Raymond epitomised everything that was good about the club, on and off the field. He had a distinguished career as an all round sportsman, starting with the Boys’ XI and eventually winning a place in the 1st XI in the late 1930s at the age of 16. He served as Secretary and Treasurer and was of great value to the club during and after the Second World War when he was a mainstay of the team. Capped by Scotland at hockey where he played for the Cartha club, he also played a number of times for the Ulster team and won a Steel and Sons Cup medal at football and had a spell with the Glentoran club.
As the 1930s moved on, the club went from strength to strength.
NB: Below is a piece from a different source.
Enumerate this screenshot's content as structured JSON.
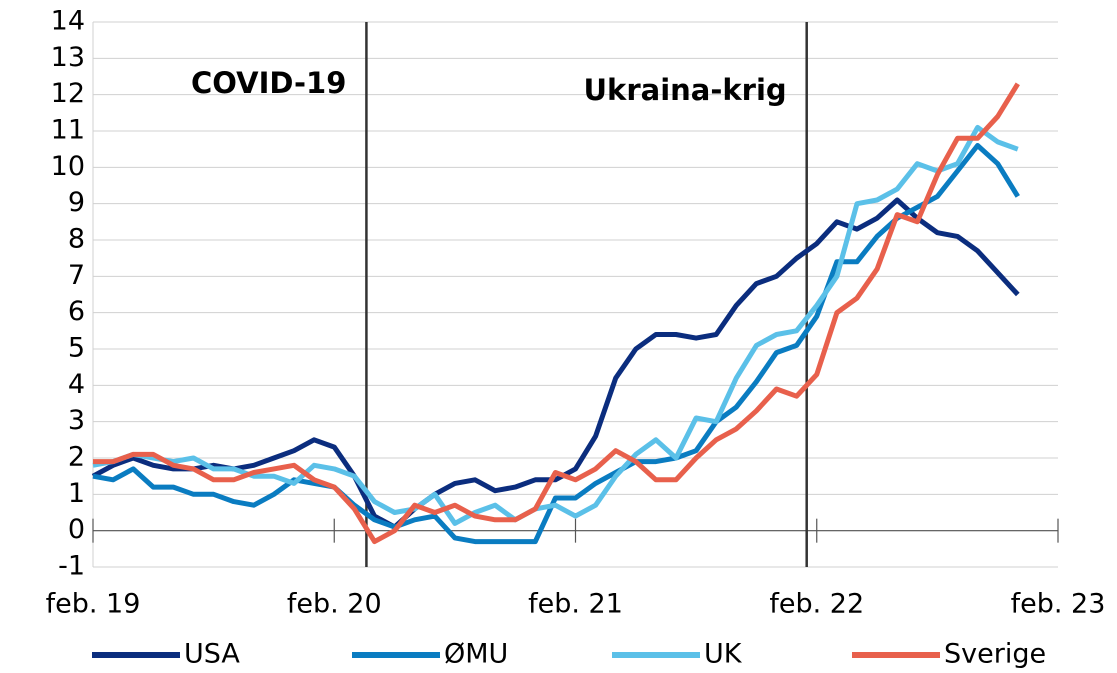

It would appear that regular practice was taken for granted and Willie Andrews' ‘Scribbling Diary’ of 1939 confirms that players booked their practice slots well in advance. Frank Andrews and Raymond Crosby, Jim and Bob Montgomery and Harry Donnan all braved the elements in the first week in May – Raymond Crosby on three occasions! James Macdonald, Willie Dempster, Victor Houston and Willie Andrews joined the first group in the second week and it was a full net the following Thursday in preparation for the visit of Pembroke to The Green on the Saturday.
Raymond was not only a fine, dedicated all round sportsman, he was a lovely person and in later life extremely popular with the members.